Dass harte Plastik-Sitzschalen den Fan nicht glücklich machen, ist ebenfalls lange bekannt. Viele Befragte träten für ordentliche Polster statt Sitzkissen ein. Wer schon einmal bei Schneetreiben und Frosttemperaturen ein 0:0 verfolgt hat, versteht auch den immer wieder geäußerten dringenden Wunsch nach Sitzheizungen.

Das Spiel dauert 90 Minuten - und die Pause eine Viertelstunde. Auch um diese bekannte Tatsache kreist jeden Samstag das Denken der Fans. Viele schaffen es nämlich in der knappen Halbzeit nicht, die obligatorische Wurst plus Bier zu kaufen und rechtzeitig wieder am Platz zu sitzen. „Die Stadionwurst stellt nach wie vor ein dringendes Fanbedürfnis dar, das erfüllt werden muss”, analysiert der Ökonom.

31 Prozent der befragten Fans hätten keinerlei Verständnis dafür, dass die Gastronomen für die knappe Pause nicht ausreichend Verpflegung bereit halten und sich Wochenende für Wochenende dieselben Schlangen bilden. Alptraum jedes Fans, wenn er im Laufschritt auf der Stadiontreppe schon den ersten Torjubel der zweiten Halbzeit hört und keinen Blick auf den Rasen hat. Immerhin 18 Prozent der Fans wollen die Erweiterung des kulinarischen Angebots etwa um Hamburger oder Süßigkeiten.

Dass Bezahlkarten für Essen und Trinken im Stadion wie die „Knappenkarte” auf Schalke nicht auch in anderen Stadien funktionieren, sehen die Fußballfreunde überhaupt nicht ein. Rund ein Drittel möchte stadionübergreifende „Bundesliga-Karten” oder gleich die Zahlungsmöglichkeit mit Bargeld.
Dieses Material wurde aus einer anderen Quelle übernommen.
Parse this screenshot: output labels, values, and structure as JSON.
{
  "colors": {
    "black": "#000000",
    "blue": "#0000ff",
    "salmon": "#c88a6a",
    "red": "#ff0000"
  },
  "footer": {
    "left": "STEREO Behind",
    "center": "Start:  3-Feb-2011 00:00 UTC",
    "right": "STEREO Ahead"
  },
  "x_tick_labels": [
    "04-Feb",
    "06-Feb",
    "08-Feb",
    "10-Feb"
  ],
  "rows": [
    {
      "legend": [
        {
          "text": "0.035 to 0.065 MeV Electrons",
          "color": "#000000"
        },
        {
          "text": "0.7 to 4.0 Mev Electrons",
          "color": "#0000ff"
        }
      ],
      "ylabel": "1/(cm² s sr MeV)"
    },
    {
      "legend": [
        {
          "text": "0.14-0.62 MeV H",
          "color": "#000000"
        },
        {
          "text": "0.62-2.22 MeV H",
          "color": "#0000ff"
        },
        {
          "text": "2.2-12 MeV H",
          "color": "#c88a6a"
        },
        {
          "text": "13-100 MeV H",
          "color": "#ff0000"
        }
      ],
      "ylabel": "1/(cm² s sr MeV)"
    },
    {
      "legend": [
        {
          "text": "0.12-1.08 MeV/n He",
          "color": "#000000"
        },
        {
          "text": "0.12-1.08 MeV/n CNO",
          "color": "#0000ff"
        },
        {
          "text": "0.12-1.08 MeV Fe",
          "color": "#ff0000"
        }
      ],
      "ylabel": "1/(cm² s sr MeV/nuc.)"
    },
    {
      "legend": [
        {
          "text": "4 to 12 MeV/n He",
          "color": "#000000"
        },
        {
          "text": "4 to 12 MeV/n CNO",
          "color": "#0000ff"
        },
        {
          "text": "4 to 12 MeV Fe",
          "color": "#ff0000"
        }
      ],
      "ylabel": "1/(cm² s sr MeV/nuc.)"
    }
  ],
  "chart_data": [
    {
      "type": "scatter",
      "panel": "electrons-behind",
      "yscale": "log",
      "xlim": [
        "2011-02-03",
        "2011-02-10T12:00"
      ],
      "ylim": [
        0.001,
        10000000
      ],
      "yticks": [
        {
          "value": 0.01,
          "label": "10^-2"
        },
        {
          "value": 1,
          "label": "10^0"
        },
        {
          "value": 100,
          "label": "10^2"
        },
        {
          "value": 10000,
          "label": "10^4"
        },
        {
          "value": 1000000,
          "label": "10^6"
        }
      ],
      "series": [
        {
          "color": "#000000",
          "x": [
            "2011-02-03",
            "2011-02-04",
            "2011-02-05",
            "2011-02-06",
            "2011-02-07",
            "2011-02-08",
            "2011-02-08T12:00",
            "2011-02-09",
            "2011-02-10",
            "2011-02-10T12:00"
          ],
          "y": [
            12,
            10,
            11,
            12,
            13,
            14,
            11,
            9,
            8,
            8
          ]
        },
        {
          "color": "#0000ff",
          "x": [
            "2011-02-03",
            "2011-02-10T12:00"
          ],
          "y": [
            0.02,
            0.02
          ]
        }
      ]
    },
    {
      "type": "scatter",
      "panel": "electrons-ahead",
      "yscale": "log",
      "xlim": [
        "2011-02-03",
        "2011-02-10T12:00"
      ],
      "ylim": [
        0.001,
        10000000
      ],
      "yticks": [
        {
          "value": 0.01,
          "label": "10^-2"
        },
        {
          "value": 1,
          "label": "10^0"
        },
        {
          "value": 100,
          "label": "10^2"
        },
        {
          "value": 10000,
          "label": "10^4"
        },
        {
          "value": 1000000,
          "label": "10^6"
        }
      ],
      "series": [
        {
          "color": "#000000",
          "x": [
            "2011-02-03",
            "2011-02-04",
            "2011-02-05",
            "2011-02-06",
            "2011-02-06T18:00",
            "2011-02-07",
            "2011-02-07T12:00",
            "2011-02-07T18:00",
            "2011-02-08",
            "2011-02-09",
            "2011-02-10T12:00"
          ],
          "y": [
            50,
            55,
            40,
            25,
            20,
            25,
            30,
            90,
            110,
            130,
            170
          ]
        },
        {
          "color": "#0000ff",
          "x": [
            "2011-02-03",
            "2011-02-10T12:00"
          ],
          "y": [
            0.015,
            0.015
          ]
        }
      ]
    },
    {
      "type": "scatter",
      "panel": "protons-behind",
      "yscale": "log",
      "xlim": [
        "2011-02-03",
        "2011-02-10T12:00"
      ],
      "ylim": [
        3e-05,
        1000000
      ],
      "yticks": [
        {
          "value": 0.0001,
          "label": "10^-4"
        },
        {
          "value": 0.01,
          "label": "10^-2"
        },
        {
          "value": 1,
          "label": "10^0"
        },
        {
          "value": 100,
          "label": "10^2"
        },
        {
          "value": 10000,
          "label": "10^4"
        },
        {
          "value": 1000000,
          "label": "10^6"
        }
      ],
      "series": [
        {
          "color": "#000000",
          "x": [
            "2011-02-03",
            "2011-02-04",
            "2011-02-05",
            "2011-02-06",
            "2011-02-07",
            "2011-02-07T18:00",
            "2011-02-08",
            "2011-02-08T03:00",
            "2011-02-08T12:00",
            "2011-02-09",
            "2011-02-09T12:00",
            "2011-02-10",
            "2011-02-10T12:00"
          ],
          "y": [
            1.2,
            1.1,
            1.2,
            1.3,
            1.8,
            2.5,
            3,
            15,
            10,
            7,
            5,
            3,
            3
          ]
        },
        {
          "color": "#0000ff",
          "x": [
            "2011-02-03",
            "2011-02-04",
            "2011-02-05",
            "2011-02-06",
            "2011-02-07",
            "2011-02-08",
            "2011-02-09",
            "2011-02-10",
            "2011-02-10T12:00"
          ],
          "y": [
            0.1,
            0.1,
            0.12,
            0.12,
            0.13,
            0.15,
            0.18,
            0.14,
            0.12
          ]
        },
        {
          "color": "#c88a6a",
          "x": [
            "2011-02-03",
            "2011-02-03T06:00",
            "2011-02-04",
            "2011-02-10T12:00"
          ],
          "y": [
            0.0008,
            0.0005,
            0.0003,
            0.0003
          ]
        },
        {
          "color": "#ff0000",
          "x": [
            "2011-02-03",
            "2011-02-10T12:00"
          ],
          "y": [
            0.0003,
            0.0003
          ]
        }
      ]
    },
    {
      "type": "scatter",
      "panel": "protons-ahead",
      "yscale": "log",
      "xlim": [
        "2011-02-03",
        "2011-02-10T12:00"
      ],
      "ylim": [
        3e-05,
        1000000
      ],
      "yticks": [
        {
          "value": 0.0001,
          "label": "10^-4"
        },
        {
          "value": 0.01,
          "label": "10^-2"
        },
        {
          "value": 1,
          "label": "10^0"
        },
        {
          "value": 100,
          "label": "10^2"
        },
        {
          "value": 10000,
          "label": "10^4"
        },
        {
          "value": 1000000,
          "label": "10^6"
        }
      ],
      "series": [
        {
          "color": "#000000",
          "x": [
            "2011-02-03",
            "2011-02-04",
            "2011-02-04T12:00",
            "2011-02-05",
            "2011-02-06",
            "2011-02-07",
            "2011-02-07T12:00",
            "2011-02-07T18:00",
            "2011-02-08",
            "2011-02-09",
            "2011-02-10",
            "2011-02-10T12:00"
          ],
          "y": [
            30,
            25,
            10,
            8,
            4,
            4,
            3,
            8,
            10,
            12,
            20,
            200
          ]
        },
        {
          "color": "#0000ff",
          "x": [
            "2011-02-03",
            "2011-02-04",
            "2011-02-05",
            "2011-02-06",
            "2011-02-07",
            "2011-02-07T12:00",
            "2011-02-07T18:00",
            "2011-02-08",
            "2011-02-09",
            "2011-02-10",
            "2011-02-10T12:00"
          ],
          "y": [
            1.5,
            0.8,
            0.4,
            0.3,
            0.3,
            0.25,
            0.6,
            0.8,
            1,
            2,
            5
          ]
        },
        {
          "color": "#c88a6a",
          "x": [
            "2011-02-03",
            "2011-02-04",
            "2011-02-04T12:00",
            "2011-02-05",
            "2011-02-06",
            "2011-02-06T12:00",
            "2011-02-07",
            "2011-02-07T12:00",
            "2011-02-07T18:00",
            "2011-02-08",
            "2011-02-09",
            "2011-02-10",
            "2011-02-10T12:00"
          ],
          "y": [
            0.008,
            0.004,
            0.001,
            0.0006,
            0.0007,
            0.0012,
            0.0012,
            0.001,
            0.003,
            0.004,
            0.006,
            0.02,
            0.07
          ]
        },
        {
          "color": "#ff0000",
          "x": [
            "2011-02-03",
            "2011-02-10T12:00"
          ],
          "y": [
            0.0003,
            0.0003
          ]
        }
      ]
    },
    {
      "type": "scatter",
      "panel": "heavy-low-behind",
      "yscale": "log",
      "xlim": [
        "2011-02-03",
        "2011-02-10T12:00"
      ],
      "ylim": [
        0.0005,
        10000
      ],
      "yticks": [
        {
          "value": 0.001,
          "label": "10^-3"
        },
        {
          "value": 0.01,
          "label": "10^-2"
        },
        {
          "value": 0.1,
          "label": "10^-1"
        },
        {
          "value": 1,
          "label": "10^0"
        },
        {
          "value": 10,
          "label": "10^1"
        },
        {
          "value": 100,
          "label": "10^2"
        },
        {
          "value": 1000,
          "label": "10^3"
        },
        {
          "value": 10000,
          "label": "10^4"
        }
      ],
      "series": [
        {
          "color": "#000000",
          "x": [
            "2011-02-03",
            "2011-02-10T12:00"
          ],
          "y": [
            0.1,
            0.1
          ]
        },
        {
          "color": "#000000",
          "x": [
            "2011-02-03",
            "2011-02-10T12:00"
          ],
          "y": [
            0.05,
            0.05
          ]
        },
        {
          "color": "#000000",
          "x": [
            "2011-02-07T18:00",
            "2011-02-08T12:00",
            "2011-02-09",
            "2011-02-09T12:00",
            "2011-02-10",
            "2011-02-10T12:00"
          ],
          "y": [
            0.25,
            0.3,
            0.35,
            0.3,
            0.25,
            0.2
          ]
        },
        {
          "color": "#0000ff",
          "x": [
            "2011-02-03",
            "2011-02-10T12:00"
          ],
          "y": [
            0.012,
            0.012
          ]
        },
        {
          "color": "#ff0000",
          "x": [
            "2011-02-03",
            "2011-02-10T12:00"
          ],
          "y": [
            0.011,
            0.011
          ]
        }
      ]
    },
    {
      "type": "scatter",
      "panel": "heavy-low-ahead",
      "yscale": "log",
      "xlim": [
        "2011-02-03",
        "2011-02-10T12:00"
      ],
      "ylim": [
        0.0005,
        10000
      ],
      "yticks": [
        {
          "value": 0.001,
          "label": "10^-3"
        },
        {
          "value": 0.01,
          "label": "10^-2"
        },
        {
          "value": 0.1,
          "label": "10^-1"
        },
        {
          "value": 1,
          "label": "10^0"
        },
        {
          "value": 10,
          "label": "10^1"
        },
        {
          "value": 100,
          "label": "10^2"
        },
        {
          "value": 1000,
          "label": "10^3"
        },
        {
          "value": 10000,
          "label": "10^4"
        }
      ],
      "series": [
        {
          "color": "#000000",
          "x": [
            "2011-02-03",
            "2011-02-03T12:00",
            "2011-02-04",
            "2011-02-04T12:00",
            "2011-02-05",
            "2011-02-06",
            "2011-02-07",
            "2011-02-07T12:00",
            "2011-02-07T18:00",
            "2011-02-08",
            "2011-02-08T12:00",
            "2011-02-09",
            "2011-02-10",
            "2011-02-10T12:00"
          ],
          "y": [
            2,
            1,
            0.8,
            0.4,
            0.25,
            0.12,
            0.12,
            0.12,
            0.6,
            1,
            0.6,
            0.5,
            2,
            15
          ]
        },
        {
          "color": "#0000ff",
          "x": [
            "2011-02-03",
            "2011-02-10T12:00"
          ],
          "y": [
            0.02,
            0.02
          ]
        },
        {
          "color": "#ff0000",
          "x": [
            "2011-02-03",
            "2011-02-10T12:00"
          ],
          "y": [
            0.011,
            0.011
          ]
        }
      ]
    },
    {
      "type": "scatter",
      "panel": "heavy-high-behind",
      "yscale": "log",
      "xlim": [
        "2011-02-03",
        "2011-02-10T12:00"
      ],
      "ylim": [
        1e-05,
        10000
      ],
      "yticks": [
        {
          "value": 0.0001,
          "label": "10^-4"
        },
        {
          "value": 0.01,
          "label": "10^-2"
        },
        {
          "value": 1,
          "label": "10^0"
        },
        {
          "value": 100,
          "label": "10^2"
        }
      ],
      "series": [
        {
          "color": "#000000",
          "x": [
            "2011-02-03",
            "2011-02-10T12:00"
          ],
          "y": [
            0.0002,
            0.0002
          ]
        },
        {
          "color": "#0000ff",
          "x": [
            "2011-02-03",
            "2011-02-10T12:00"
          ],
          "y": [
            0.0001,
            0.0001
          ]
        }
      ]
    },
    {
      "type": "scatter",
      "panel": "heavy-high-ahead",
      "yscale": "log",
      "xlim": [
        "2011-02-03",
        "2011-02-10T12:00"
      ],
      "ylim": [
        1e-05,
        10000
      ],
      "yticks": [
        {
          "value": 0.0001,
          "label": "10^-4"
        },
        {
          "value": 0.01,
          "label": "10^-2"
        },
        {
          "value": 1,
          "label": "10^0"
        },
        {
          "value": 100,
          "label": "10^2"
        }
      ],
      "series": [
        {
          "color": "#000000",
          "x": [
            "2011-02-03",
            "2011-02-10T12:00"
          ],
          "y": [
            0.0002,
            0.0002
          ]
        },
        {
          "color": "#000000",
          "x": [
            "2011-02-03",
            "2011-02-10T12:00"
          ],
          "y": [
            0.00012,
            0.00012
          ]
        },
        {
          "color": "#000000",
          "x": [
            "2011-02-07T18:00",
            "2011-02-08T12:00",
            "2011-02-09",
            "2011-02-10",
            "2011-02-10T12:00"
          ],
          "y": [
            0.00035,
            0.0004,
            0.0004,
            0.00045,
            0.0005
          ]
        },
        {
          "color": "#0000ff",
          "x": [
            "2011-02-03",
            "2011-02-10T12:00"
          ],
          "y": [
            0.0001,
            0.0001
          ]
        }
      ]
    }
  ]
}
Für die sofortige fachkundige Analyse wünschen sich viele Fußballkenner außerdem die Zeitlupen-Wiederholung von Schlüsselszenen auf den Videowürfeln im Stadion - ein besonders heißes Eisen, da die Deutsche Fußball Liga ein Zerpflücken von Schiedsrichterentscheidungen oder eine Emotionalisierung zwischen den Fan-Lagern bei umstrittenen Szenen befürchtet. Solche Szenen dürfen daher nicht gezeigt werden; unstrittige Szenen zeigen manche Vereine wie etwa der 1. FC Köln aber bereits in der Halbzeitpause.

Ein eigenes Fanradio für die Anreise, mehr Shuttle-Busse am Stadionparkplatz, Autogrammstunden mit verletzten oder nicht eingesetzten Spielern während des Spiels, einen Stand des Fanclubs im Stadion, Konfetti-Regen beim Torerfolg, fetzigere Musik zum Einlaufen der Mannschaften und ein Fahnenmeer in der Fankurve - die Wunschliste der Fußballfreunde ist lang. Andere sehen ihr Wochenendvergnügen eher elementar: „Hauptsache ein kaltes Bier in der Faust und der Pott offen”, sagt ein Fan von Borussia Dortmund.